Read the full editorial.

The Boston Herald 

Candidate endorsed: Lori Trahan

What they wrote: “She is a progressive by ideology but does not conform to every radical trend. Though she does believe there is a need for comprehensive immigration reform, she also recognizes the necessity for “border security and shoring up our borders just like every other country in the world has done.”

“Trahan is also very even-keeled on the ongoing investigations into President Trump and, unlike so many, is not hyperventilating and calling for his impeachment. ‘I don’t want to get too far ahead of ourselves. I’m a firm believer in Congress’ role in oversight of anybody who’s in the White House,’ she said.”

Read the full editorial.

7th Congressional District

Incumbent Rep. Mike Capuano and challenger Boston City Councilor Ayanna Pressley will face off next week in a race that has picked up interest from around the country. There are no Republican candidates.

Bay Windows

Candidate endorsed: Capuano

What they wrote: “Representative Michael E. Capuano has been a defender of the LGBTQ community since his election in 1998 and enjoys the endorsement of the Human Rights Campaign, where he has earned a 100 percent rating for pro-equality votes.

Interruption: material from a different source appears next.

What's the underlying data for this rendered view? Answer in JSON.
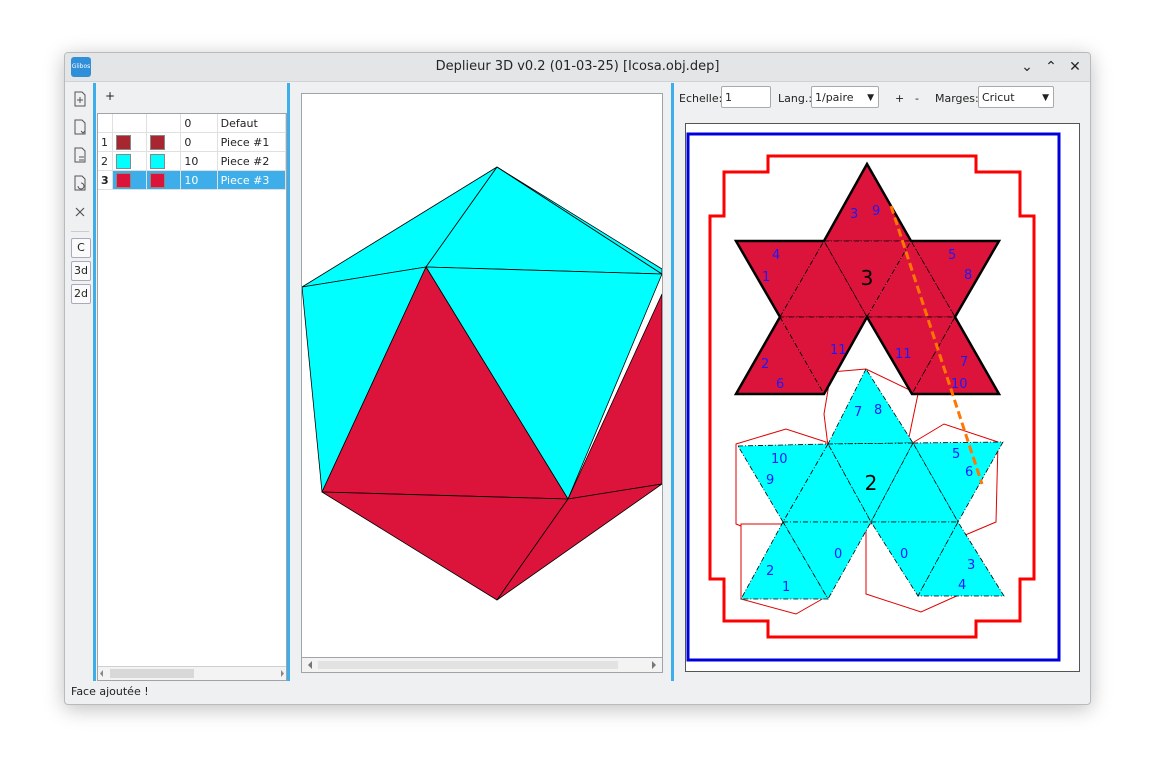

“Capuano deserves to be re-elected to continue his fight against anti-LGBTQ attacks from the Trump Administration.”

Read the full editorial.

The Boston Globe

Candidate endorsed: Pressley

What they wrote: “Pressley has…been a strong champion for women and girls, and for victims of sexual assault and human trafficking. Those voices are often absent in Congress — a deficit Pressley would help fix.

“Voters might be hesitant to move on from Capuano after his years of experience and the seniority he has accumulated in Congress. But Pressley is a proven advocate with an understanding of the needs of the district, and she would be a fresh voice in Congress.”

Read the full editorial.

The Boston Guardian

Candidate endorsed: Capuano

What they wrote: “Both are progressives with little discernible ideological differences. Capuano has a track record and seniority in Congress. Pressley, regrettably, has only espoused generalities and the need for a new face.

“Like it or not, Washington will continue to be a war zone. As we choose our soldiers for combat, do voters want a battle tested, experienced veteran who knows combat or a fresh recruit from basic training? We want Capuano to be our warrior.”

Read the full editorial.

The Boston Herald

Candidate endorsed: Pressley

What they wrote: “Though her opponent, Mike Capuano, is a Somerville guy through and through, he has spent the past 20 years in Washington, D.C. Ayanna Pressley has been in her district and there is value in being rooted among the people she will represent.

“She has all the #resist bona fides that one would expect of a progressive Democrat representing Massachusetts, but she is also sternly pragmatic and indicated she would work with President Trump on some issues, such as infrastructure and primarily criminal justice reform. ‘I can work with anyone in the name of progress,’ she said.”

Read the full editorial.

The South End News

Candidate endorsed: Pressley

What they wrote: “The Seventh is a minority majority district, yet when it comes to who votes, it’s not. 55 percent of the registered voters in the district are white. The reasons for low minority voter registration are many, but one is the lack of visible representation. Electing Ayanna Pressley, the first African American woman elected to the Boston City Council would energize the district.

“Incumbent Representative Michael E. Capuano has served the South End well, but Pressley is both of the district and for the district.”

Read the full editorial.

 

Correction: DigBoston did not endorse candidates in these races, but the paper did issue individual endorsements.